Pauline Hanson's never going to win.
And then you get to sort of the 30%.
You're like, well, this is only happening because...
you know, this sort of insinuation that there's just a bad section of the population and they're voting in a bad way.
But the majority of people would never do that.
And at no point is there ever a sense where people slow down and think, well, people are experts in their own lives.
I believe that.
Why are a lot of people, good, honest people, deciding that they want such a break with the status quo?
And Labor at the moment have decided that they're still like a deer in their headlights, thinking that what this moment requires is this quote-unquote steady hand, when what's clear is that any political movement across the world at the moment, especially in Western democracies, succeeds when they've recognised the scale of the challenges in people's lives and offer a comparable break.
Politically, like policy-wise, it's not that hard, but it does require taking on a lot of vested interests and corporate interests.

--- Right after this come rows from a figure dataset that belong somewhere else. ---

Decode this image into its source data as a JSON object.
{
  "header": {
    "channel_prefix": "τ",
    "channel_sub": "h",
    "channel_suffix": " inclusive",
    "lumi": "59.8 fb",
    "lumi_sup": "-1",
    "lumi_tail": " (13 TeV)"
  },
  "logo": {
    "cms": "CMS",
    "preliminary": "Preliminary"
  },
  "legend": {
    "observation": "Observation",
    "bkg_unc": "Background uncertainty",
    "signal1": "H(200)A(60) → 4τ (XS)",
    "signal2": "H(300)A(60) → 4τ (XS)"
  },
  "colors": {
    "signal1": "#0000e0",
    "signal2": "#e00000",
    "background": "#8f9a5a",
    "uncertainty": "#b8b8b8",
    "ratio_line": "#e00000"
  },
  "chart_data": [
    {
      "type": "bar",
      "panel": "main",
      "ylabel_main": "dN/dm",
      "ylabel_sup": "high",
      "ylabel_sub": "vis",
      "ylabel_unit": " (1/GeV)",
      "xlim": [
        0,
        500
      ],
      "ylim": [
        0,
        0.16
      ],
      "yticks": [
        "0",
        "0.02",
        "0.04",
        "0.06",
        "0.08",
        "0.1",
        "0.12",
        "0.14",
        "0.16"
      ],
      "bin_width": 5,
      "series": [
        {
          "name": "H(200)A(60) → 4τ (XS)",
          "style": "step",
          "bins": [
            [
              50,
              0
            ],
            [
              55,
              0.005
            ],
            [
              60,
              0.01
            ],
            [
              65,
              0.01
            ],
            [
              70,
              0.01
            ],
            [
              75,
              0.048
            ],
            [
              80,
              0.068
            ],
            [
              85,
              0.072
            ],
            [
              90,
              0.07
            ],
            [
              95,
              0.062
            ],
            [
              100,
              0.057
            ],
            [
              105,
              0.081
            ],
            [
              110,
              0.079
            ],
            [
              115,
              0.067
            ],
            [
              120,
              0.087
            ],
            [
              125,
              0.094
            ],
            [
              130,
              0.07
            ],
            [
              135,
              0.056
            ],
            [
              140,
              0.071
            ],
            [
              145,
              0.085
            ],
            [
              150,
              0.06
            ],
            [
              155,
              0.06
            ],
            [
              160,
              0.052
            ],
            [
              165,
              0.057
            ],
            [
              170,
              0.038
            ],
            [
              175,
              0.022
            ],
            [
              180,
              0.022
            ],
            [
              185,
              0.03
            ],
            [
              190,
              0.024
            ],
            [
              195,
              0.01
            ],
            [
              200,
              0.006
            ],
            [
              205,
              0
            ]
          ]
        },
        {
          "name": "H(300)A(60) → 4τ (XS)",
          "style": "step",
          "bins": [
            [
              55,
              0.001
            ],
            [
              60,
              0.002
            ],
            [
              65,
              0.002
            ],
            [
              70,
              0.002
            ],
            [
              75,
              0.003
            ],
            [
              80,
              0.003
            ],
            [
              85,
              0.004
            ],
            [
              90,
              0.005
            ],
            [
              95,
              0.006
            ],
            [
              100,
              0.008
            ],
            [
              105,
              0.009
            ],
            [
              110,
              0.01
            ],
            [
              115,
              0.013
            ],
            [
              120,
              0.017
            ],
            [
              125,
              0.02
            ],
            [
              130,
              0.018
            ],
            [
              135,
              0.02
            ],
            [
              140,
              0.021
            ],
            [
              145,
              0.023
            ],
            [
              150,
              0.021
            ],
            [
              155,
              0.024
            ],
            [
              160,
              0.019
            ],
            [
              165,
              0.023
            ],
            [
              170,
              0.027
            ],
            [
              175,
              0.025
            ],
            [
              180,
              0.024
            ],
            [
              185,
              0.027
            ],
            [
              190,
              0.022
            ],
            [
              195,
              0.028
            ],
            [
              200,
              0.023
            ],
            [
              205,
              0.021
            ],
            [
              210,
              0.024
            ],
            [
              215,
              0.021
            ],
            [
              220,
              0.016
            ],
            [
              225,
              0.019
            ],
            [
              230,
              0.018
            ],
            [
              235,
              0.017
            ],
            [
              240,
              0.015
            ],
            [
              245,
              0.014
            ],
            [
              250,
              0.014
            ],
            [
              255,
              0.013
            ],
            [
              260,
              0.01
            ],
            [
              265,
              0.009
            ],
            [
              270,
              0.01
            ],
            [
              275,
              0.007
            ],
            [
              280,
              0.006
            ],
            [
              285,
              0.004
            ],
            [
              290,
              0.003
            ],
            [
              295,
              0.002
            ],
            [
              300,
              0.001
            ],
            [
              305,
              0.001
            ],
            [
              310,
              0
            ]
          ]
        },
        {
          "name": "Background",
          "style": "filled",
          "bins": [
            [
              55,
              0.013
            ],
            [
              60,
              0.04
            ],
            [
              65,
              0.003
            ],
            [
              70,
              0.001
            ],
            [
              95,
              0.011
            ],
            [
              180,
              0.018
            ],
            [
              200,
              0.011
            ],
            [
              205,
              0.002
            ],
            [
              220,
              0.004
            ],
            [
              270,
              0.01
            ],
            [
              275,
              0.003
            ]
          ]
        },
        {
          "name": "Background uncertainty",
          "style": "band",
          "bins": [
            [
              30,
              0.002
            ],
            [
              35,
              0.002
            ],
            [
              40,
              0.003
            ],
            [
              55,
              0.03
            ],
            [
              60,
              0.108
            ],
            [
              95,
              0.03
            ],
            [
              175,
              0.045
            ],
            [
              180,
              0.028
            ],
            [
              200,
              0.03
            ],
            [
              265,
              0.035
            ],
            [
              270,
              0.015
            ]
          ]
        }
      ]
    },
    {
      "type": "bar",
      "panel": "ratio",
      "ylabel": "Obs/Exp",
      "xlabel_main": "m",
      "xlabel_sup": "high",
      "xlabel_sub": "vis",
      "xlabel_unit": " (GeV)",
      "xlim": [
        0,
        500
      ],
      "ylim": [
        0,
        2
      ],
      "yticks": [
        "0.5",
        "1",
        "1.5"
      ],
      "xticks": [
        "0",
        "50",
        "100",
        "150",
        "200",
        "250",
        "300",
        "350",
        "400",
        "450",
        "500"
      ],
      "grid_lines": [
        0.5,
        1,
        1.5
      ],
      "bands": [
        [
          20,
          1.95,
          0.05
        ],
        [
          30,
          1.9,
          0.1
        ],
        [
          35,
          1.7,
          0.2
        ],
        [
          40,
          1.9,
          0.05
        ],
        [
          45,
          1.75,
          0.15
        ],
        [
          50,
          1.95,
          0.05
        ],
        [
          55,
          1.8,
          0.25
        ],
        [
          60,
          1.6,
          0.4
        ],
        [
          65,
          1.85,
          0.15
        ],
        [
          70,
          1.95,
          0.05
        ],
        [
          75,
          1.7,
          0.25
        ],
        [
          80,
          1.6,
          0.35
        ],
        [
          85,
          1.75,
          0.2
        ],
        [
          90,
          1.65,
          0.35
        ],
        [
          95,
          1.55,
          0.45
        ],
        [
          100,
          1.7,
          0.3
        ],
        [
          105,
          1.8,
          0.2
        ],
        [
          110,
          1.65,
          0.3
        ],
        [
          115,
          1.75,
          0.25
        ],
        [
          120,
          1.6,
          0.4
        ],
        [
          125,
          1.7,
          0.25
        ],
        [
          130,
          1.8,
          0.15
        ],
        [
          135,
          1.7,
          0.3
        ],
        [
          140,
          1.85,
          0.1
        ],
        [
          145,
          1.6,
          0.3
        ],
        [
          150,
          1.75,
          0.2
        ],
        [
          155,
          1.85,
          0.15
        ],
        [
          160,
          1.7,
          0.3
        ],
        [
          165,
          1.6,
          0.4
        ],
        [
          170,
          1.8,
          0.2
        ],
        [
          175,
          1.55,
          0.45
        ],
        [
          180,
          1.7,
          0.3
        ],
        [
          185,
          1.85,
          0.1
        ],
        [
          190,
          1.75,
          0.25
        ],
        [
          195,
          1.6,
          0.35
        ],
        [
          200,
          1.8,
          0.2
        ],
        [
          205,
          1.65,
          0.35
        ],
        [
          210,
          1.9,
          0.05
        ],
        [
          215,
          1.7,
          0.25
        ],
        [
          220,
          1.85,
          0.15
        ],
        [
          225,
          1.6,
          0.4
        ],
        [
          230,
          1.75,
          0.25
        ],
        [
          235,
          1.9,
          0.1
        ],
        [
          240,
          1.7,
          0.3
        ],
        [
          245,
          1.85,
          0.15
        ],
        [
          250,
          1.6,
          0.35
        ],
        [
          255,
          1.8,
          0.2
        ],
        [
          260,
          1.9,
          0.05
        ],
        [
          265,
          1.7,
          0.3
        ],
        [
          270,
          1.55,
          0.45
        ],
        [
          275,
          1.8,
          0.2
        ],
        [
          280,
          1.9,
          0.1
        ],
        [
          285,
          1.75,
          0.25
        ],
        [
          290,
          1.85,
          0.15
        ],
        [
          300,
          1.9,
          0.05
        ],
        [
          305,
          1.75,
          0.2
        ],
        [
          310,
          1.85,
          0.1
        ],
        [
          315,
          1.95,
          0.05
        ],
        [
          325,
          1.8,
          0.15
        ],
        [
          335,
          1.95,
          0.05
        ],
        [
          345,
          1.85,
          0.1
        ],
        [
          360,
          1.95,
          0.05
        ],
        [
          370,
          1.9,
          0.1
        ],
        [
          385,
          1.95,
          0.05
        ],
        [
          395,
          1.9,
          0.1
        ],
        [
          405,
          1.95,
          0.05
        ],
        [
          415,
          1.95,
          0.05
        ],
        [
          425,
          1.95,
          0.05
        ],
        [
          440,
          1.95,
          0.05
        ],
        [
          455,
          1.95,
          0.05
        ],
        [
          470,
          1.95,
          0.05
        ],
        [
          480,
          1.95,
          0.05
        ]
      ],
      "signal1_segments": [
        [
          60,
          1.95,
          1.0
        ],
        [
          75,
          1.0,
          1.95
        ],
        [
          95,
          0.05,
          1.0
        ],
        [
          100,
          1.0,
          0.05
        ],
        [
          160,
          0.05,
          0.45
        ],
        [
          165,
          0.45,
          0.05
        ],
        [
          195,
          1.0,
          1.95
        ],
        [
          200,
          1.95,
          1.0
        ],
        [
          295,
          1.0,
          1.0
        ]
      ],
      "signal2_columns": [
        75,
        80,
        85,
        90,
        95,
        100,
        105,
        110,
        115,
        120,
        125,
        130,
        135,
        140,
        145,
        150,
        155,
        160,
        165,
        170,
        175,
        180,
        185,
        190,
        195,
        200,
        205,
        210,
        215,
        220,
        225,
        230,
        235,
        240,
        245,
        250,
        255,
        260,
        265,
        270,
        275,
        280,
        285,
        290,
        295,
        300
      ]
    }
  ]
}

And I think Jeremy Corbyn in 2017, off the back of nationalizing all their utilities and building a million public homes,
He was able to get this surge.
Andy Burnham in the UK is partly popular because he's seen as bringing the bus system in Manchester into public hands and wants to nationalise water utilities similar to the UK Greens and Zach Polanski.
Rather than this sort of tinkering, what they're proposing is big, qualitative structural change.
And rhetorically, I think that's really important.
The thing that it hasn't solved yet is that organisational question.
Yeah, I think so.
I think there's always going to be a debate about specifics, right?